Kishimoto S, Ishii E, Murakami Y, Takeshita M, Watanabe M, Sakai R, Miyazaki S
Division of Pediatrics, Saga Prefectural Hospital Koseikan, Japan.
Pediatr Hematol Oncol. 1997 Mar-Apr;14(2):169-75. doi: 10.3109/08880019709030903.
We describe here the first case of childhood acute promyelocytic leukemia (APL) with cutaneous infiltration of leukemic cells following treatment with all-trans retinoic acid (ATRA) confirmed by immunostaining and polymerase chain reaction for PML/RAR alpha. An 11-year-old girl was diagnosed as having APL. Chromosomal analysis demonstrated the characteristic karyotype of t(15;17). ATRA therapy was begun at a dose of 45 mg/m2 daily. During ATRA therapy, leukocytosis and retinoic acid syndrome were observed but were resolved by dexamethasone. Two months after commencement of ATRA therapy, complete remission was achieved. During the course of consolidation chemotherapy, however, multiple cutaneous nodules developed in her trunk, the size and number of which increased despite intensive chemotherapy. Histological and immunological studies of the cutaneous nodules showed infiltration of leukemic cells. PML/RAR alpha mRNA was detected in both the cutaneous nodules and bone marrow by means of polymerase chain reaction. ATRA treatment for APL may be associated with an increased incidence of extramedullary disease such as cutaneous lesions. The best available therapy for APL may be a combination of ATRA and chemotherapy, especially when a marked leukocytosis occurs during ATRA therapy.
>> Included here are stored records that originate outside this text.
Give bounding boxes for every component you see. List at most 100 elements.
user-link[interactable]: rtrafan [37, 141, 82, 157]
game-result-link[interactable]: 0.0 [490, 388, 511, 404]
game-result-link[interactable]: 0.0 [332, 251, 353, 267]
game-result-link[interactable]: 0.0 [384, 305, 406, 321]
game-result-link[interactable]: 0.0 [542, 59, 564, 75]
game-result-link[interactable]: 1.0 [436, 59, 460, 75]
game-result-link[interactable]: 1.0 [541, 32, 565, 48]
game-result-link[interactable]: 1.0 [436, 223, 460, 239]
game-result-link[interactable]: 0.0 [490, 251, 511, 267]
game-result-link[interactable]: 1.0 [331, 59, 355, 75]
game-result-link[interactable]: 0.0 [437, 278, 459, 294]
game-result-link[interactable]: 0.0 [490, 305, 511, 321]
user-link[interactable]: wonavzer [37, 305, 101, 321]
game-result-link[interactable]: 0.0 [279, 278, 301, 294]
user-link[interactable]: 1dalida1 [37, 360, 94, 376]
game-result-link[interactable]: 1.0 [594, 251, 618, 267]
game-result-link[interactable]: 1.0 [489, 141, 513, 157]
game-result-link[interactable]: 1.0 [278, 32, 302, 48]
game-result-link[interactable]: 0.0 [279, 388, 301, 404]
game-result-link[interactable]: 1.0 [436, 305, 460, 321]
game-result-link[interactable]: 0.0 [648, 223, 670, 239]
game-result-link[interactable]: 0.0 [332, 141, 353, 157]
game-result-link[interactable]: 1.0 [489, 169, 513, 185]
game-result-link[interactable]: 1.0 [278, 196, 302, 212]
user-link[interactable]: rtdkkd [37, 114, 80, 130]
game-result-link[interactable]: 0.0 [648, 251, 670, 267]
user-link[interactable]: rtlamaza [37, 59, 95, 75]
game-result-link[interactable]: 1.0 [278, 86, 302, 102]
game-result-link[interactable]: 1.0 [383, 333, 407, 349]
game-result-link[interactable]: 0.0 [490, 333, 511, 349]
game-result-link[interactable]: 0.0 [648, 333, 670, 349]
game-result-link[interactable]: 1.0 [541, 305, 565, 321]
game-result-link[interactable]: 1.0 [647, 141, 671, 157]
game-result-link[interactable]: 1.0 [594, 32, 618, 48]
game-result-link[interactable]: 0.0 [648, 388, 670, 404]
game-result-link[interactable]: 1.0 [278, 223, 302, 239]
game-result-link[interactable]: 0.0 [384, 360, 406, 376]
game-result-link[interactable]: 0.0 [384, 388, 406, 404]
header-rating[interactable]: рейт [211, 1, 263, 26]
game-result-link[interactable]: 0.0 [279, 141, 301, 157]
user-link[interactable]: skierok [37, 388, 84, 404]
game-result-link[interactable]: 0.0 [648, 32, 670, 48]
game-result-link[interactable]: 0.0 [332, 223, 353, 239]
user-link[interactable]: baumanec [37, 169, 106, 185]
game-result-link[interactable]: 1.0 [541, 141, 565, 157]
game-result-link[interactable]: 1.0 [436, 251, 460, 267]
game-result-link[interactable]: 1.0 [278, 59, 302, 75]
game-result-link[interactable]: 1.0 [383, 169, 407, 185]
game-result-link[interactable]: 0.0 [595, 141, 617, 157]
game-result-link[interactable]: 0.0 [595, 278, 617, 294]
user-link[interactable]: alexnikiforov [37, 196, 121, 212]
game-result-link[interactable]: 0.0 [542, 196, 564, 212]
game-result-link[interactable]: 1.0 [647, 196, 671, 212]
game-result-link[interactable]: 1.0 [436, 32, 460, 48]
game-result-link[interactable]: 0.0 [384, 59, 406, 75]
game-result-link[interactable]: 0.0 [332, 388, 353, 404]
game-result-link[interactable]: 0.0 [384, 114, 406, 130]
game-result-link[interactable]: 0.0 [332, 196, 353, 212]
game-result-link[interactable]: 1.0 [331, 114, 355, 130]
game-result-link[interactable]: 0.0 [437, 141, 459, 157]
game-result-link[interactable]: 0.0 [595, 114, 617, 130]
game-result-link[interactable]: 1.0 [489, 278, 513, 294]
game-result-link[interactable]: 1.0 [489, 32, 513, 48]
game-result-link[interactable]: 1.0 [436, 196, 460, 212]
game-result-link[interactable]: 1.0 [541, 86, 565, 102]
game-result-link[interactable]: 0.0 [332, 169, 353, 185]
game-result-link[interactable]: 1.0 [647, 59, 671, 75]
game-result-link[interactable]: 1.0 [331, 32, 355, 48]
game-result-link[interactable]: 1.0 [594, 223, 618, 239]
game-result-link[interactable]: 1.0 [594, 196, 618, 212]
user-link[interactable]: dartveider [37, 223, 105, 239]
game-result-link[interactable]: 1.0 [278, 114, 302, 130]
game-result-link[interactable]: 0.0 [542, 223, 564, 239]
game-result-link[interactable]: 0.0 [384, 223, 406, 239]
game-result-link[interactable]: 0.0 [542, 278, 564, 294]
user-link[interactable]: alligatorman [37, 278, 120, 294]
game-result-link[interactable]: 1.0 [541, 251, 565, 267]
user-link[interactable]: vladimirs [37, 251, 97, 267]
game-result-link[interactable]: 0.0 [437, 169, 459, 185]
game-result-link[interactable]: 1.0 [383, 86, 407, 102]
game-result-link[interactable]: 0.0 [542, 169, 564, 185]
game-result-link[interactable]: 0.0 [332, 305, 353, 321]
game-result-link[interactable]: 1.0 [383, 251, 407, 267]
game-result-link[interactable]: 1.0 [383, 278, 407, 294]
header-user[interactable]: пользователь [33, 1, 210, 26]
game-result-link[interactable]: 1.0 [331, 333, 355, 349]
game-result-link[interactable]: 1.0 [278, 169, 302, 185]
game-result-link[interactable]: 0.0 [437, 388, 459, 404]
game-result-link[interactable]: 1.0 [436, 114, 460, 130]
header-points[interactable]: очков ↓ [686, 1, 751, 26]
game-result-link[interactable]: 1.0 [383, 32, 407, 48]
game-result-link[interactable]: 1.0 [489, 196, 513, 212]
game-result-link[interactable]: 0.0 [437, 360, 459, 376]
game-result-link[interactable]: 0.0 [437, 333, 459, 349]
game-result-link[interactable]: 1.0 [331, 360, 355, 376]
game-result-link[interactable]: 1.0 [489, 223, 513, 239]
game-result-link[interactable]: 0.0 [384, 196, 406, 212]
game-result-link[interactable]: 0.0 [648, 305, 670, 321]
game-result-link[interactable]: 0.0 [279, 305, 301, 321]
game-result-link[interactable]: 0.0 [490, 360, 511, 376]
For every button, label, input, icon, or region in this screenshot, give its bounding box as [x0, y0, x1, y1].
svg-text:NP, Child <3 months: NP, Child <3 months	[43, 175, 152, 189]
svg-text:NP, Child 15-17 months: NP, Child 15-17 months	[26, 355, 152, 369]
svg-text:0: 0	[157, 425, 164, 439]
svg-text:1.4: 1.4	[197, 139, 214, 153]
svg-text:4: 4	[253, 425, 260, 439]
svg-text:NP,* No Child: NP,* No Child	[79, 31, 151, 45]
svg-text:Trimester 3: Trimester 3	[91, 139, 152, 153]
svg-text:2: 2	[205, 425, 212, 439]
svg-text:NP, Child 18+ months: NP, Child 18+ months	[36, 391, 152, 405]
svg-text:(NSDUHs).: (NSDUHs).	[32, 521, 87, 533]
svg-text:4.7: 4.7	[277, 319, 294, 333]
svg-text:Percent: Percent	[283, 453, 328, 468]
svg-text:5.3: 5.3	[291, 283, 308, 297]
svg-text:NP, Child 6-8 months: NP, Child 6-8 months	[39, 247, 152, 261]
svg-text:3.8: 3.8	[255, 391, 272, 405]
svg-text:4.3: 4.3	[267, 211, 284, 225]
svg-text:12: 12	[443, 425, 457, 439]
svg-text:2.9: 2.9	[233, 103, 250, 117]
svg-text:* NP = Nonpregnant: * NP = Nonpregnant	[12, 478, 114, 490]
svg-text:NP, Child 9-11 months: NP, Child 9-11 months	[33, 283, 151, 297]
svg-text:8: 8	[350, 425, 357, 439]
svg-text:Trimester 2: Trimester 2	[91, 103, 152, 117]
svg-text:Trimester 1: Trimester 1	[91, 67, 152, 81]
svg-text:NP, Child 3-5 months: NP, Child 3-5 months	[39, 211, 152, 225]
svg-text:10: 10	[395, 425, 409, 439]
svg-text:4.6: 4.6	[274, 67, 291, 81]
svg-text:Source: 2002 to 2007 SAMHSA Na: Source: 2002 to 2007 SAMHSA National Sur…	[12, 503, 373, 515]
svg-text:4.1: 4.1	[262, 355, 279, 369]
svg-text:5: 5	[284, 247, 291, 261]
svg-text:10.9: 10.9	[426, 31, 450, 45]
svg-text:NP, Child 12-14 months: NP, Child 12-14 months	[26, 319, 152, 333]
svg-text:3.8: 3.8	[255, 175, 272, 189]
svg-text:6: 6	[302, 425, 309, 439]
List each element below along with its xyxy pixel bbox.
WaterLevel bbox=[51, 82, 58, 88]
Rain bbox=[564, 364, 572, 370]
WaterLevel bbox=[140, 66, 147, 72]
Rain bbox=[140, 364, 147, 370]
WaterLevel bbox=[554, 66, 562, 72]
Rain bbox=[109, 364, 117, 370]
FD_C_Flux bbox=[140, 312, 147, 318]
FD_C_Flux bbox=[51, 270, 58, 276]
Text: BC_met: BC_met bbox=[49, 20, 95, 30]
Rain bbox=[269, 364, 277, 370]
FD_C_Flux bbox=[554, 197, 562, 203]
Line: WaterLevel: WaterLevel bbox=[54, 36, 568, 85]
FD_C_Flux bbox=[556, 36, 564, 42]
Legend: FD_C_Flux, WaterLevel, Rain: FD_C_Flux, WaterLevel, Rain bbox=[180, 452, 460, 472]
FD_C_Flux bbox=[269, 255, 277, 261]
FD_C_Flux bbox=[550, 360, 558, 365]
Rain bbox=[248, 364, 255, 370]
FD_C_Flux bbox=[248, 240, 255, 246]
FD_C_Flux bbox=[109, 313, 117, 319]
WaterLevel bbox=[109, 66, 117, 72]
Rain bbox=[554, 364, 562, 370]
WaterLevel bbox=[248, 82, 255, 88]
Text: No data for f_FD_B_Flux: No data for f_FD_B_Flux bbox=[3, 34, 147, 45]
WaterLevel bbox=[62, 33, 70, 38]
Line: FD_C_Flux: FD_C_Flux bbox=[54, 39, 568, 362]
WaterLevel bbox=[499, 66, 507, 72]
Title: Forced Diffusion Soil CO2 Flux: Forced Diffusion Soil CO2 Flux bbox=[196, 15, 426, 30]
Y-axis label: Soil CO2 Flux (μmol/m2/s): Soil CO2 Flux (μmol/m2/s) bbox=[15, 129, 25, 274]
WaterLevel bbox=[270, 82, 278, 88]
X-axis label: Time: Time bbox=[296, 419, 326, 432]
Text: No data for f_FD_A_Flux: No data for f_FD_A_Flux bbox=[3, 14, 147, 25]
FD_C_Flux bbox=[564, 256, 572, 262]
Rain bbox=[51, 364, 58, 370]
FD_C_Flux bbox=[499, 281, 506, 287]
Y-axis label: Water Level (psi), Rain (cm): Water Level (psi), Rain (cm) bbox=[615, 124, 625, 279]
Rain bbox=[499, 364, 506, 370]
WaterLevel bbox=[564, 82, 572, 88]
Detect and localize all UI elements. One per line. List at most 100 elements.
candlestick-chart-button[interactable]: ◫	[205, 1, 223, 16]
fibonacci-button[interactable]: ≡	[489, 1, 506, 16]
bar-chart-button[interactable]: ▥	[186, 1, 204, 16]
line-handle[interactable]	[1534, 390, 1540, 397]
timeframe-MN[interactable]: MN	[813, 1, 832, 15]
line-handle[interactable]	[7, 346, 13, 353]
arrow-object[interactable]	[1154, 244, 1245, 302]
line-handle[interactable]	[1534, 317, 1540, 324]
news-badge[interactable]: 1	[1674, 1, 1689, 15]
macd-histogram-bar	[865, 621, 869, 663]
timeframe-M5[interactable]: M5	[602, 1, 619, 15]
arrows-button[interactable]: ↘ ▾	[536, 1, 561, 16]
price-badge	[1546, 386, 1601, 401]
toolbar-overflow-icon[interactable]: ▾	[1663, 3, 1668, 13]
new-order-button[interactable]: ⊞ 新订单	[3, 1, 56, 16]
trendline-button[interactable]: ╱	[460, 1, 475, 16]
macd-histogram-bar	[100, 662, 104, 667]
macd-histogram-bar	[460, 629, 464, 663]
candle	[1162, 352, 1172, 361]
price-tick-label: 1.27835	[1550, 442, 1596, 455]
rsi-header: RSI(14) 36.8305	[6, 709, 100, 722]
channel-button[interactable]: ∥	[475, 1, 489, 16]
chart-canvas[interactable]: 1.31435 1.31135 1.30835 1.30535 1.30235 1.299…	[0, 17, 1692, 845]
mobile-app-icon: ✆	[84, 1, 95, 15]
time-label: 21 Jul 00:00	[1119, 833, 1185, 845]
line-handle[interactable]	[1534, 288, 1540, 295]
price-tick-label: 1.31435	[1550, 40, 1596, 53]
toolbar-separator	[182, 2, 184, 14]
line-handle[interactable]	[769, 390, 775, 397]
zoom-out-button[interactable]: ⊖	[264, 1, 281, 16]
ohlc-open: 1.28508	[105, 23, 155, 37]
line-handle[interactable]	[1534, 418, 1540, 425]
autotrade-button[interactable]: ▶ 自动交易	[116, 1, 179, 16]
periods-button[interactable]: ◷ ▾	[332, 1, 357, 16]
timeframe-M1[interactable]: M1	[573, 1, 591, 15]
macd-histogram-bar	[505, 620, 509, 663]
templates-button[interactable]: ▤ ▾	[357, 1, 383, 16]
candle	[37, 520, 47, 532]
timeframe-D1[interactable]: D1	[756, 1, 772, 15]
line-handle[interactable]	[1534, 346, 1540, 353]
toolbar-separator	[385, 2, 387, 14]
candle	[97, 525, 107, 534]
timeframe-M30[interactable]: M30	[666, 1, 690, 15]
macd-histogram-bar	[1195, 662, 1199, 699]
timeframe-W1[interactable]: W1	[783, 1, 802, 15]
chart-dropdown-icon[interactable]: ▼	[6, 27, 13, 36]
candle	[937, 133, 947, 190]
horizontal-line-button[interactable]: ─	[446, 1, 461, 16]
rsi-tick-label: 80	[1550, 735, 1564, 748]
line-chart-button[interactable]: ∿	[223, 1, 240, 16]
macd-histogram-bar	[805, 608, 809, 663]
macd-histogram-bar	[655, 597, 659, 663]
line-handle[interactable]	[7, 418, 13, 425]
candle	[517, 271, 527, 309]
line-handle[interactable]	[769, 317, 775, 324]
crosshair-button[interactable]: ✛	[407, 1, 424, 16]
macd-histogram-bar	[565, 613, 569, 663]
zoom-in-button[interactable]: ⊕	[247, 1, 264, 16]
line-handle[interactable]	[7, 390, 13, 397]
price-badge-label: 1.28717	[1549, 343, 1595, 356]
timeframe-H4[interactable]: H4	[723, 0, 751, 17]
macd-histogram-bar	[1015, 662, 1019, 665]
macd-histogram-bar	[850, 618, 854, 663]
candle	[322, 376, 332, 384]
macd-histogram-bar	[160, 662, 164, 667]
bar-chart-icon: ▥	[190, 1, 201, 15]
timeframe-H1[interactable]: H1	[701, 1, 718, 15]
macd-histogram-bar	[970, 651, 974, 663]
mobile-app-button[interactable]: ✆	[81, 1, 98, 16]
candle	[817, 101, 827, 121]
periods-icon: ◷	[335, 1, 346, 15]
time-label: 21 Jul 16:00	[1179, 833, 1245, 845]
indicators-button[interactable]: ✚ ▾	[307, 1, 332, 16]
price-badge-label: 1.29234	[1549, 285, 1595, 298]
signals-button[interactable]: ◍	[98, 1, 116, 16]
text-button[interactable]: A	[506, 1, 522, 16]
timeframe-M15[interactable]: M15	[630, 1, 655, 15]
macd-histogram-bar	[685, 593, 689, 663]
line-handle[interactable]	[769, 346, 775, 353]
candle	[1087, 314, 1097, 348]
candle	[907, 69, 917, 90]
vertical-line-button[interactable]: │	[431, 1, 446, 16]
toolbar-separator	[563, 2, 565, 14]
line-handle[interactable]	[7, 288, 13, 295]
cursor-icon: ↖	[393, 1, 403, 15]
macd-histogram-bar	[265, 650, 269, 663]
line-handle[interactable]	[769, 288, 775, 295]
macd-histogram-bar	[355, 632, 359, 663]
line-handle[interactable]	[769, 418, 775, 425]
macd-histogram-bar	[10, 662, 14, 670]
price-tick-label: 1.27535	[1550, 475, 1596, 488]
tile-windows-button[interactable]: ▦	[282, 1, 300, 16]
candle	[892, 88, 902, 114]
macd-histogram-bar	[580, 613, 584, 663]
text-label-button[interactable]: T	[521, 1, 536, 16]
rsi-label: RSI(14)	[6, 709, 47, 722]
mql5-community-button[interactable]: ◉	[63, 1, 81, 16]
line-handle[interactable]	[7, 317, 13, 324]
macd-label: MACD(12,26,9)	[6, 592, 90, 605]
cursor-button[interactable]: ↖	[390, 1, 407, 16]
我们在此描述首例儿童急性早幼粒细胞白血病(APL),经免疫染色和PML/RARα聚合酶链反应证实,在全反式维甲酸(ATRA)治疗后出现白血病细胞皮肤浸润。一名11岁女孩被诊断为APL。染色体分析显示特征性核型t(15;17)。开始以每日45 mg/m²的剂量进行ATRA治疗。在ATRA治疗期间,观察到白细胞增多和维甲酸综合征,但用地塞米松后症状缓解。ATRA治疗开始两个月后实现完全缓解。然而,在巩固化疗过程中,她的躯干出现多个皮肤结节,尽管进行了强化化疗,其大小和数量仍增加。对皮肤结节进行组织学和免疫学研究显示有白血病细胞浸润。通过聚合酶链反应在皮肤结节和骨髓中均检测到PML/RARα mRNA。ATRA治疗APL可能与髓外疾病如皮肤病变的发生率增加有关。APL的最佳可用治疗方法可能是ATRA与化疗联合,尤其是在ATRA治疗期间出现明显白细胞增多时。